Tomei cloroquina na segunda malária que peguei cobrindo conflitos armados fora do país - outra vida, um dia eu conto. Houve efeitos colaterais? Sim. Foi tranquilo? De jeito nenhum. É um medicamento e não vitaminas B e C que você pode consumir sem preocupação. Naquele momento, eu não sabia que era hipertenso e cardíaco (condições que, hoje, estão sob controle), como muitos brasileiros também não sabem.

Mesmo assim, muita gente comprou o remédio para se "precaver", em uma onda de histeria que - ironicamente - foi alimentada pelo próprio presidente, que chamou a pandemia de coronavírus de "histeria".

A automedicação é um consagrado esporte nacional, ainda mais em um momento em que a ciência se depara com um vírus novo para o qual não tem todas as respostas - mas que, decerto, não passará por jejum a Deus. E em um ambiente de alta conectividade digital, em que as pessoas acham que a imensa quantidade de informação aleatória que recebem lhes garantem graduação em Medicina pela Universidade do WhatsApp, com residência em Infectologia pelo prestigioso Hospital do Google.

Cloroquina não é pastilha de menta. Mesmo que seu amigo consiga uma caixa sem precisar de receita por conta de um "esquema", não tome o remédio sem orientação e acompanhamento de um médico.

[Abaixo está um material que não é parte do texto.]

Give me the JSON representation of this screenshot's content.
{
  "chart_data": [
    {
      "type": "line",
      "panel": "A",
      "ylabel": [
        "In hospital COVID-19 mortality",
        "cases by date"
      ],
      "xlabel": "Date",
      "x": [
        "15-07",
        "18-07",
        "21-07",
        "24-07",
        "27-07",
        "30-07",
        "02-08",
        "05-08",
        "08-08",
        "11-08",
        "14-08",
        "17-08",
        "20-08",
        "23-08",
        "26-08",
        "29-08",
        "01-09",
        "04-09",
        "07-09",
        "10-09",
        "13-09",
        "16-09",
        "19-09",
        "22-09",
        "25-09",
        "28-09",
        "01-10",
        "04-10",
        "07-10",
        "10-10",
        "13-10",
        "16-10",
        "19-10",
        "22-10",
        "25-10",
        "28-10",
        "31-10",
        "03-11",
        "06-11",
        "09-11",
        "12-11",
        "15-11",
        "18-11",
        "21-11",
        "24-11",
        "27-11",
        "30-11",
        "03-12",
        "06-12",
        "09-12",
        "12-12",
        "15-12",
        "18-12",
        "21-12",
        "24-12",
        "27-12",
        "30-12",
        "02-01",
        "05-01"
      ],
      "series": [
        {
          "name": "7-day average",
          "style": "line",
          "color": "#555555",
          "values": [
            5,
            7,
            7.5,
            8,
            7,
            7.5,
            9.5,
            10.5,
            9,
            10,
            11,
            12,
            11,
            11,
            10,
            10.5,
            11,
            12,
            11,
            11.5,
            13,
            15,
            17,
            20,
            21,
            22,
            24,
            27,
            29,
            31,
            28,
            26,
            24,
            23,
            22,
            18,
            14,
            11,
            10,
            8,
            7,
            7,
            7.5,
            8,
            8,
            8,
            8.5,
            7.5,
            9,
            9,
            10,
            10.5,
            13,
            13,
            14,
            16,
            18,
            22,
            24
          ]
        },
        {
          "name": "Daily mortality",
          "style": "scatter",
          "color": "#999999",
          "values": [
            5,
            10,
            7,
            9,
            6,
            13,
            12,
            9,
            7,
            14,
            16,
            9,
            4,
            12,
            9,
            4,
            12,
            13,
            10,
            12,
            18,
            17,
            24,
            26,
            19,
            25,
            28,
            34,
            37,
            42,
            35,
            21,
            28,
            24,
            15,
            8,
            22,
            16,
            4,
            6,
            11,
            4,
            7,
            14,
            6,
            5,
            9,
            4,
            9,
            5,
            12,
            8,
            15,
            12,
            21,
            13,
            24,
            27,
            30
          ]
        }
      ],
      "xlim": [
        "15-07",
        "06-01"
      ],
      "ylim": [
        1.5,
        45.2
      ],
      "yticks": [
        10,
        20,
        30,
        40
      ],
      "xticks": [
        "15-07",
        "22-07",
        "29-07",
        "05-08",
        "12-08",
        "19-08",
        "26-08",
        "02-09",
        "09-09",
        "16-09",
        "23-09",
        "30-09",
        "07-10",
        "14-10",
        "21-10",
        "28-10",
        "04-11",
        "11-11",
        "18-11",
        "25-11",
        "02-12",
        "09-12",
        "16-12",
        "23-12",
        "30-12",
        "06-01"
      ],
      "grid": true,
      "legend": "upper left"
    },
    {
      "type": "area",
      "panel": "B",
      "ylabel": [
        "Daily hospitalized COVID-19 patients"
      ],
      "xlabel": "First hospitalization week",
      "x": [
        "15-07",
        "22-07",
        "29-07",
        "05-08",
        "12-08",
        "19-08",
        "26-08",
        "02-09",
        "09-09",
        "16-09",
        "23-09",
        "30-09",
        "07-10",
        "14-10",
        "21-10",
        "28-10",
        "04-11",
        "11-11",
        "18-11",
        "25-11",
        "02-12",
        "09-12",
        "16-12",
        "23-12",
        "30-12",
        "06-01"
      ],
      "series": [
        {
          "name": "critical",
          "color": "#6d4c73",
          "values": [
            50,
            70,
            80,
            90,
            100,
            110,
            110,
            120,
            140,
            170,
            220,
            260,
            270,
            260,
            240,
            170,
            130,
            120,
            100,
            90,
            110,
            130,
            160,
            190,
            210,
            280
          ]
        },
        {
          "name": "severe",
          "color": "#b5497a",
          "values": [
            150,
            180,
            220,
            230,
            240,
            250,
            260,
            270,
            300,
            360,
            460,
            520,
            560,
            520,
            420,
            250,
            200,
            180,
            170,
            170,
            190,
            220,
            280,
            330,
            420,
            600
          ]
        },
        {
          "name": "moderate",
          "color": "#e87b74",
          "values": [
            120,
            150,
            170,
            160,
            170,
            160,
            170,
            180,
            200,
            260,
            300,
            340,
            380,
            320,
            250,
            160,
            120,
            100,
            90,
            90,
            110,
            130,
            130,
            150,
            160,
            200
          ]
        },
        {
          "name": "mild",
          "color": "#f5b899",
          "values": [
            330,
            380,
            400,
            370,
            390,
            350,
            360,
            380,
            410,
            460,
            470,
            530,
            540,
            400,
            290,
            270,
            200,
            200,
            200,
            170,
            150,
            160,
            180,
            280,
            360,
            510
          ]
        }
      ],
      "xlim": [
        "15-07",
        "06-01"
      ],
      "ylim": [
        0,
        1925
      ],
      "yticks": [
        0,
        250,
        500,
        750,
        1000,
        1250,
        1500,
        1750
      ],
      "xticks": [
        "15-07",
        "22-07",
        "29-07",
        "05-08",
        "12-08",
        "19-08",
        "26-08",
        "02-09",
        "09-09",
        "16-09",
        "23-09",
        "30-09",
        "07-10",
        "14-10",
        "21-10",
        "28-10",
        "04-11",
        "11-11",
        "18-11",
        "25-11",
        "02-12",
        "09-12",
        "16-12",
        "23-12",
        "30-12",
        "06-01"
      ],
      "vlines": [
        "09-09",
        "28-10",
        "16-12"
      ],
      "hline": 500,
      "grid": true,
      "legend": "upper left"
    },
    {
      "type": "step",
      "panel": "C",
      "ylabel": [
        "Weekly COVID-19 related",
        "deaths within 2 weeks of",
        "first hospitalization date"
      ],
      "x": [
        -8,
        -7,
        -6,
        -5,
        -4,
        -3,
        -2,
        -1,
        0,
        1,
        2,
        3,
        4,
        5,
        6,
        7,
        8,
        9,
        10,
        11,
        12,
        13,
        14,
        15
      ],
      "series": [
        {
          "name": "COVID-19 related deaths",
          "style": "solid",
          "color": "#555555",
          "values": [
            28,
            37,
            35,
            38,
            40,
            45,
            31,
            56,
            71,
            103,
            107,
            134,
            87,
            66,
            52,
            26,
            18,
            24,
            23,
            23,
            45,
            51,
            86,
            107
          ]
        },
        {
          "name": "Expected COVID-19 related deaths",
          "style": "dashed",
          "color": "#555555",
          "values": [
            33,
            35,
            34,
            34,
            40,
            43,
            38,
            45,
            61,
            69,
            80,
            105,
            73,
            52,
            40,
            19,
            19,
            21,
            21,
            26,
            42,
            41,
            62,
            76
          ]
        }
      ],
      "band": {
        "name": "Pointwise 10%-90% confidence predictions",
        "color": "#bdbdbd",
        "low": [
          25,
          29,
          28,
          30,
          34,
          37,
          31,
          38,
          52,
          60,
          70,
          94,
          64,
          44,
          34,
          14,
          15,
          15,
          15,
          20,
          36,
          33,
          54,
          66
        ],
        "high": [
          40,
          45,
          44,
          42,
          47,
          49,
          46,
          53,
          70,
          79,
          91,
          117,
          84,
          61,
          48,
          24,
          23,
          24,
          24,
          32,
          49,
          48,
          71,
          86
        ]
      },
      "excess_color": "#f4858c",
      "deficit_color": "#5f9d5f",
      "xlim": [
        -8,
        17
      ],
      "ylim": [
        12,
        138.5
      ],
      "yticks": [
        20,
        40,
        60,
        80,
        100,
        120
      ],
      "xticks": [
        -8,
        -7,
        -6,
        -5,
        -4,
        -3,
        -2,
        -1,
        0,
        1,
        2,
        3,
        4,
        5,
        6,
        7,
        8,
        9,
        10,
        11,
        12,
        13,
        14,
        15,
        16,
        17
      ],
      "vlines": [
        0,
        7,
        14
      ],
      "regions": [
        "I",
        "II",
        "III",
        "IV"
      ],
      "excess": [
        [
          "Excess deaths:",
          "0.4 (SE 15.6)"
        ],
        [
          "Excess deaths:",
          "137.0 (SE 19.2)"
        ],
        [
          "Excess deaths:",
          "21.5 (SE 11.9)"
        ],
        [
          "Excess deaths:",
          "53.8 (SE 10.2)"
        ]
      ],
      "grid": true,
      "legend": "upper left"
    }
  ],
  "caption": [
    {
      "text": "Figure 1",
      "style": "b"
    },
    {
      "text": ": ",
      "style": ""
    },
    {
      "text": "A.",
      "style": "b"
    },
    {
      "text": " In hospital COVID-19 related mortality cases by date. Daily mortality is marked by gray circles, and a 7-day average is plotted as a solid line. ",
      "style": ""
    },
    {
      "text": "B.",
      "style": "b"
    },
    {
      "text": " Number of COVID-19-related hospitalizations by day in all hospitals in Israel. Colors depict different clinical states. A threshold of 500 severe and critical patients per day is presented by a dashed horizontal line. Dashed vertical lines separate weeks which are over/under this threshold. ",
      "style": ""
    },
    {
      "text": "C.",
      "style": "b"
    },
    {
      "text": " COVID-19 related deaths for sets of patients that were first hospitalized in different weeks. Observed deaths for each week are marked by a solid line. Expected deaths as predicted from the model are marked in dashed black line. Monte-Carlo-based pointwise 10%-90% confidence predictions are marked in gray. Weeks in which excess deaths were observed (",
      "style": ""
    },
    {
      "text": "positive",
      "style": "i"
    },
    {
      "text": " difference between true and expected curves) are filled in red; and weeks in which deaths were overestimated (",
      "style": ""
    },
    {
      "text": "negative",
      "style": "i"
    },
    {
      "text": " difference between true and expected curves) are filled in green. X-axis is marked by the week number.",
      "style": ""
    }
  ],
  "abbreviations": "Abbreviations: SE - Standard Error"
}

Ou, se fizer isso, ao menos permita que a seleção natural siga seu curso. Deixe uma declaração por escrito abrindo mão de atendimento médico em hospitais públicos e privados se as coisas não saírem como você imaginava. Assim, também ajudará a salvar a vida de outros que não estão ocupando leitos por burrice.

Na hora mais sombria, alguns de nós somos heroicamente solidários e outros, covardemente egoístas. Às vezes, isso nem é proposital, pois o medo irracional diante do desconhecido toma conta das funções cognitivas.

Quando foram anunciados estudos preliminares dando conta que a cloroquina poderia ajudar a curar a Covid-19, muitos foram às farmácias e estocaram o produto. Quando, por outro lado, saíram estudos dizendo que seu uso é inconclusivo e que o consumo do remédio pode causar danos a determinadas grupos, aquelas pessoas já estavam tão agarradas à crença do remédio que não aceitou contrapontos.

Tenho amigos com lúpus que me contaram, preocupados, que estavam ficando sem o medicamento porque uma horda de bárbaros assustados limpou as prateleiras das farmácias. O governo, por conta, definiu a necessidade de prescrição médica para a sua compra, mas isso mostra como uma parcela da população aposta no "cada um por si e Deus acima de todos", tão defendido pelo presidente da República.

Peregrinei por São Paulo atrás do remédio para problemas cardíacos dos meus pais, que havia se esgotado nas farmácias. Os atendentes disseram que os clientes compraram caixas e caixas para se precarevem. É o mesmo medo irracional que faz pessoas estocarem papel higiênico sem motivo algum. Os produtos de uso contínuo (não estou falando de máscaras e de álcool gel) não acabam porque deixaram de serem fabricados e distribuídos numa crise como esta, mas porque celerados não pensaram no semelhante e levaram tudo.

Enfim, deixe a cloroquina para os médicos, os farmacêuticos, os pesquisadores, as universidades, os institutos de pesquisa (como a Fiocruz), as Secretarias de Saúde, o Ministério da Saúde, a Organização Mundial da Saúde.

O presidente entende tanto de saúde pública quanto de economia. Ele sabe que não pode opinar no segundo caso, pois ações de empresas caem na Bolsa de Valores e empresários chiam. Mas como o primeiro caso trata apenas de vidas humanas, então tudo bem.